Furthermore, Judge Pratt handed down a strict new set of guidelines for the processing of complaints and compliance reviews that have been held up in the departments while the litigation has been pending.
He gave the Education Department until May 11 to resolve all complaints and compliance reviews in which investigations have been completed, and until Aug. 11 to resolve all such complaints and reviews in which investigations are still pending.
The May 11 order allows the department to delay the final resolution of only 20 percent of these complaints and reviews for up to one year, as was the case under the original 1977 order.

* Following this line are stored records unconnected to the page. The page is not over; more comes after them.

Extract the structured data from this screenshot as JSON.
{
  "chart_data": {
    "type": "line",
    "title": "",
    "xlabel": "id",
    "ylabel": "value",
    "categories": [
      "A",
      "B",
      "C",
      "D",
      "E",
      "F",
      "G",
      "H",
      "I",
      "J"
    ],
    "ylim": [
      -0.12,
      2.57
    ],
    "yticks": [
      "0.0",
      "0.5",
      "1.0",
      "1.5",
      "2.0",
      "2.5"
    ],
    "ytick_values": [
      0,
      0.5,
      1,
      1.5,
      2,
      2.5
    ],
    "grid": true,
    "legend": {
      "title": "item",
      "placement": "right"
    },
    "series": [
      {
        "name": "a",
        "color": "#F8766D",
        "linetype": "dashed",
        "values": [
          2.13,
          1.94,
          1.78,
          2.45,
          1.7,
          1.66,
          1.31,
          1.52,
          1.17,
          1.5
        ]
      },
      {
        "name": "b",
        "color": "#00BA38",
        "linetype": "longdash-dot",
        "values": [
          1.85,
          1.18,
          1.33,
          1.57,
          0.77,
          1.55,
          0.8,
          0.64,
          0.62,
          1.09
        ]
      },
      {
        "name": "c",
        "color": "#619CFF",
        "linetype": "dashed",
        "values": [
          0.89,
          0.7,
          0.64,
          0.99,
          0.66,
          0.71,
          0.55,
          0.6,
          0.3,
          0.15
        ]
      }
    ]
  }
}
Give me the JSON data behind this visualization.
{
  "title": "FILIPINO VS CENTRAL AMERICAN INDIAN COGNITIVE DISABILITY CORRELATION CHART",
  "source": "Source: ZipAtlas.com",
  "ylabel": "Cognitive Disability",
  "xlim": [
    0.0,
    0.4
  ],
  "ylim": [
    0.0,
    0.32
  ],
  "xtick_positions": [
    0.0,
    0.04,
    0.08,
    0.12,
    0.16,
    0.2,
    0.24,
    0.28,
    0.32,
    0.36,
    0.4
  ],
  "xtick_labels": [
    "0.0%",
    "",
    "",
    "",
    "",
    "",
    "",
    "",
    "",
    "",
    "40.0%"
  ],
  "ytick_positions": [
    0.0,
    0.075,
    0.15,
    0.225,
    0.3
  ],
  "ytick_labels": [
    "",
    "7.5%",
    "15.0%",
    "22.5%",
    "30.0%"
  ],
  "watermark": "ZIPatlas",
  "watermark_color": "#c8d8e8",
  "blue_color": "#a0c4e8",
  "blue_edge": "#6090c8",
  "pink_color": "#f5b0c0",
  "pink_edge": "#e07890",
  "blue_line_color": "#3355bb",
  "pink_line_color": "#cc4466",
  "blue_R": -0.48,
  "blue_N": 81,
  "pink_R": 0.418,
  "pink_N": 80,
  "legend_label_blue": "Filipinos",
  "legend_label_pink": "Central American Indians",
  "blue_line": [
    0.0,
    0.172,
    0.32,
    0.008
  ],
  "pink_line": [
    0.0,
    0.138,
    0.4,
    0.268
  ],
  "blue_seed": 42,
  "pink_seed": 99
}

But in the future, the department must resolve these cases no later than 330 days after it receives a complaint or within 345 days of initiating a compliance review.
In addition, Judge Pratt ordered both the Education and Labor Departments to provide him and the civil-rights groups with detailed reports twice annually on their enforcement activities during the previous six months.
Lawyers representing the weal plaintiffs in the case called Judge Pratt’s order this month “a stunning victory.”
“It is fortunate that the courts are prepared to take action, because when left on their own, Secretaries [of Education Terrel H.] Bell and [of Labor Raymond J.] Donovan have refused to enforce these important laws,” said Marcia D. Greenberger of the National Women’s Law Center.
Forced to Take Jobs Seriously
“This order means that Secretaries Bell and Donovan can no longer flout the law,” added Margaret A. Kohn, one of the lawyers representing the weal plaintiffs. “They will be forced to take their civil-rights enforcement jobs seriously.”
Representatives of the Education Department’s office for civil rights, which is responsible for the enforcement of the anti-discrimination laws, could not be reached for comment on the effect of the order.
In a related development, a spokesman for the Equal Employment Opportunity Commission said last week that it remained unclear how Judge Pratt’s ruling in the Adams and weal cases would affect a new federal rule requiring the commission to investigate all employment-bias complaints filed by individuals.
The new rule, published jointly by the commission and the Justice Department earlier this year and scheduled to go into effect on March 28, applies only to complaints alleging either racially or sexually motivated bias, according to Jane McVicker, a spokesman for the commission.
She said that the commission and the Justice Department have not yet decided whether they would issue an amended rule exempting the Education Department from the new complaint-resolution scheme. The commission was scheduled to take up the matter at a meeting this week.